6. Esta longa citação está tomada
do Decreto sobre o ecumenismo, Unitatis redintegratio, no qual o Concílio
Vaticano II precisou o modo segundo o qual o desejo da unidade dos cristãos deve
penetrar a fé da Igreja, o modo segundo o qual deve refletir-se na
atitude concreta de fé de todo cristão católico e influir em seu agir, isto é, na
resposta que deve dar às palavras da oração sacerdotal de Cristo.
Paulo VI viu no compromisso ecumênico o
primeiro e mais íntimo círculo daquele “diálogo da salvação” que a
Igreja deve levar avante com todos os irmãos na fé, separados mas sempre irmãos!
Muitos acontecimentos dos últimos tempos, depois da iniciativa de João XXIII, a
obra do Concílio, e sucessivamente os esforços pós-conciliares, nos ajudam a
compreender e a experimentar que, apesar de tudo, “é maior o que nos une do
que o que nos divide” [3].
É precisamente com esta disposição
de espírito que, professando o “Creio”, “nos abandonamos a Deus” (cf. Dei Verbum, n. 5),
esperando sobre todo d’Ele a graça do dom da plena unidade nesta
fé de todas as testemunhas de Cristo. De nossa parte colocaremos todo o empenho
da oração e da ação em favor da unidade, buscando os caminhos da verdade na
caridade.
Notas:
[1] As Igrejas Ortodoxas Orientais ou Pré-Calcedonianas, que
aceitam a doutrina dos três primeiros Concílios Ecumênicos, são seis: Igreja
Ortodoxa Copta de Alexandria, Igreja Ortodoxa Etíope Tewahedo, Igreja
Ortodoxa Eritreia Tewahedo, Igreja Sírio-Ortodoxa de Antioquia, Igreja Sírio-Ortodoxa
Malankara e Igreja Apostólica Armênia. A estas se soma a Igreja Assíria do
Oriente, que aceita apenas os dois primeiros Concílios Ecumênicos.
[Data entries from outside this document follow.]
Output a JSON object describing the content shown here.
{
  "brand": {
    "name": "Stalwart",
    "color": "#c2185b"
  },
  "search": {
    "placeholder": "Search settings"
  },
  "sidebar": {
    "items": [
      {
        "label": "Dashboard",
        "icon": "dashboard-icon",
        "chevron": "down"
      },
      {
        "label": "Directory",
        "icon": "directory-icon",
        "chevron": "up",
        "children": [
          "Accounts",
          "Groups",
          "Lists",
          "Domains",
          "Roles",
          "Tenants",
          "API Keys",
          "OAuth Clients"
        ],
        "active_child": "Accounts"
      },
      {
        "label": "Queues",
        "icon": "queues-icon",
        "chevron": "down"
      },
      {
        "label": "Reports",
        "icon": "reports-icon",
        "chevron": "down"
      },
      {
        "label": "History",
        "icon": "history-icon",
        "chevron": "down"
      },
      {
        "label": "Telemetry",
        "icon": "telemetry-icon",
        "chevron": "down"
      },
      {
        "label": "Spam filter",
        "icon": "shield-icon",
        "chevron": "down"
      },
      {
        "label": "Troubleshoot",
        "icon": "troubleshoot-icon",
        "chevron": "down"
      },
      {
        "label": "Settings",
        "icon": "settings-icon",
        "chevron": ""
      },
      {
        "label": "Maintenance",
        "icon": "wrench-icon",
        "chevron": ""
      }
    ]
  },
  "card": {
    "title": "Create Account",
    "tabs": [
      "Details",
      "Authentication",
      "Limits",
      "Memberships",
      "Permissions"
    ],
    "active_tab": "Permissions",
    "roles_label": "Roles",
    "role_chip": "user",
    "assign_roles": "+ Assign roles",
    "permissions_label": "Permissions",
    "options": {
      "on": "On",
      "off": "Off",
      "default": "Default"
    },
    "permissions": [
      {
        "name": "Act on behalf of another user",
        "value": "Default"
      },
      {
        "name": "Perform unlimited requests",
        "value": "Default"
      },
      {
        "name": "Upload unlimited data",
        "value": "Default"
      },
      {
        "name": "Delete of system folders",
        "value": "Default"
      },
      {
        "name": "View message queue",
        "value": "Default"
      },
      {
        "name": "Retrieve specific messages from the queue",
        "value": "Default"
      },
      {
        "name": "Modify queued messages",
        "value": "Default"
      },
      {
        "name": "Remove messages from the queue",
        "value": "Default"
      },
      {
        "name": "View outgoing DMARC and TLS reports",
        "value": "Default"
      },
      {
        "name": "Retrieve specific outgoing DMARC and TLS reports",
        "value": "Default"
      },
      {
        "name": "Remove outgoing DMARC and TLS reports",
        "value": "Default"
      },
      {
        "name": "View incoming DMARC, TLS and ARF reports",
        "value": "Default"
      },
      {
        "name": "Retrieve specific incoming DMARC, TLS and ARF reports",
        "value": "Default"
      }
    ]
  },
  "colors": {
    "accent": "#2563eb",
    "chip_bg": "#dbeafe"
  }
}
[2] As Igrejas Ortodoxas Bizantinas, que aceitam os sete
primeiros Concílios Ecumênicos, são 14: os Patriarcados de Constantinopla, Alexandria,
Antioquia, Jerusalém, Moscou, Sérvia, Romênia, Bulgária e Geórgia e as Igrejas
Autocéfalas do Chipre, da Grécia, da Albânia, da Polônia e da República Tcheca e
Eslováquia.
[3] Assim como no caso do diálogo com as outras religiões,
no contexto do Concílio Vaticano II foi criado um Secretariado para o diálogo
ecumênico, renomeado pelo Papa João Paulo II em 1988 como Pontifício Conselho
para a Promoção da Unidade dos Cristãos.
Tradução nossa a partir do texto italiano divulgado no site da Santa Sé (19 de junho e 26 de junho de 1985).